Destined to be a new favorite with all around the table, this zesty take on traditional Italian lasagna nods to the Gulf Coast. Increase the amount of Cajun seasoning if you like spicier fare.
- 2 pounds ground chicken
- 2 celery ribs with leaves, chopped
- 1 medium green pepper, chopped
- 1 medium onion, chopped
- 1 can (28 ounces) crushed tomatoes, undrained
- 1 cup water
- 1 can (6 ounces) tomato paste
- 3 teaspoons Cajun seasoning
- 1 teaspoon sugar
- 2 cups (8 ounces) shredded part-skim mozzarella cheese
- 1 carton (15 ounces) ricotta cheese
- 9 uncooked lasagna noodles
- In a large skillet, cook chicken over medium heat until no longer pink. Add the celery, green pepper and onion; cook and stir 5 minutes longer or until tender. Stir in the tomatoes, water, tomato paste, Cajun seasoning and sugar. In a small bowl, combine cheeses.
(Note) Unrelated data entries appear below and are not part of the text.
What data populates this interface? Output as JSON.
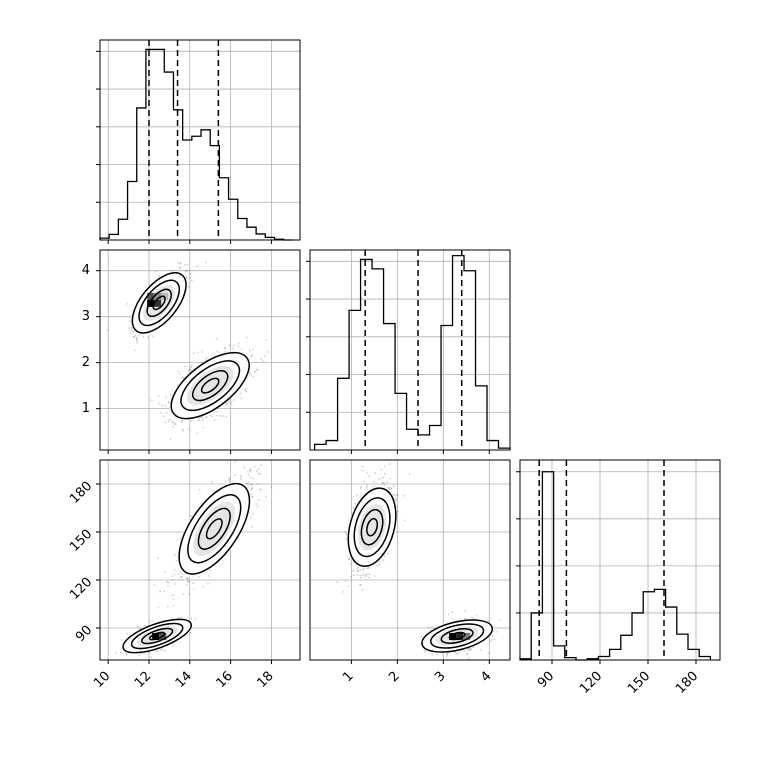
{
  "chart_data": [
    {
      "type": "histogram",
      "panel": "hist-x",
      "bins": [
        9.6,
        10.05,
        10.5,
        10.95,
        11.4,
        11.85,
        12.3,
        12.75,
        13.2,
        13.65,
        14.1,
        14.55,
        15.0,
        15.45,
        15.9,
        16.35,
        16.8,
        17.25,
        17.7,
        18.15,
        18.6,
        19.05
      ],
      "counts": [
        5,
        15,
        55,
        155,
        350,
        505,
        505,
        445,
        345,
        265,
        275,
        292,
        250,
        165,
        108,
        57,
        34,
        16,
        7,
        2,
        0
      ],
      "quantiles": [
        12.0,
        13.4,
        15.4
      ],
      "xlim": [
        9.6,
        19.4
      ],
      "ylim": [
        0,
        530
      ]
    },
    {
      "type": "histogram",
      "panel": "hist-y",
      "bins": [
        0.2,
        0.45,
        0.7,
        0.95,
        1.2,
        1.45,
        1.7,
        1.95,
        2.2,
        2.45,
        2.7,
        2.95,
        3.2,
        3.45,
        3.7,
        3.95,
        4.2,
        4.45
      ],
      "counts": [
        15,
        25,
        190,
        370,
        505,
        480,
        335,
        150,
        55,
        40,
        65,
        330,
        515,
        475,
        170,
        25,
        5
      ],
      "quantiles": [
        1.3,
        2.45,
        3.4
      ],
      "xlim": [
        0.1,
        4.45
      ],
      "ylim": [
        0,
        530
      ]
    },
    {
      "type": "histogram",
      "panel": "hist-z",
      "bins": [
        70,
        77,
        84,
        91,
        98,
        105,
        112,
        119,
        126,
        133,
        140,
        147,
        154,
        161,
        168,
        175,
        182,
        189
      ],
      "counts": [
        5,
        200,
        800,
        60,
        10,
        0,
        5,
        15,
        45,
        105,
        200,
        290,
        300,
        225,
        110,
        45,
        15
      ],
      "quantiles": [
        82,
        99,
        160
      ],
      "xlim": [
        70,
        195
      ],
      "ylim": [
        0,
        850
      ]
    },
    {
      "type": "scatter",
      "panel": "corner-x-y",
      "note": "2D density with contours",
      "modes": [
        {
          "cx": 12.5,
          "cy": 3.3
        },
        {
          "cx": 15.0,
          "cy": 1.5
        }
      ],
      "xlim": [
        9.6,
        19.4
      ],
      "ylim": [
        0.1,
        4.45
      ]
    },
    {
      "type": "scatter",
      "panel": "corner-x-z",
      "modes": [
        {
          "cx": 12.4,
          "cy": 85
        },
        {
          "cx": 15.2,
          "cy": 152
        }
      ],
      "xlim": [
        9.6,
        19.4
      ],
      "ylim": [
        70,
        195
      ]
    },
    {
      "type": "scatter",
      "panel": "corner-y-z",
      "modes": [
        {
          "cx": 1.45,
          "cy": 153
        },
        {
          "cx": 3.3,
          "cy": 85
        }
      ],
      "xlim": [
        0.1,
        4.45
      ],
      "ylim": [
        70,
        195
      ]
    }
  ],
  "axes": {
    "x_ticks": [
      "10",
      "12",
      "14",
      "16",
      "18"
    ],
    "y_ticks": [
      "1",
      "2",
      "3",
      "4"
    ],
    "z_ticks": [
      "90",
      "120",
      "150",
      "180"
    ]
  },
  "grid": true,
  "colors": {
    "line": "#000000",
    "grid": "#b0b0b0",
    "points": "#000000"
  }
}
- Spread 1 cup meat sauce in a greased oval 5- or 6-qt. slow cooker. Layer with 3 noodles (breaking noodles if necessary to fit), a third of the remaining meat sauce and a third of the cheese mixture. Repeat layers twice. Cover and cook on low for 3-4 hours or until noodles are tender. Yield: 8 servings.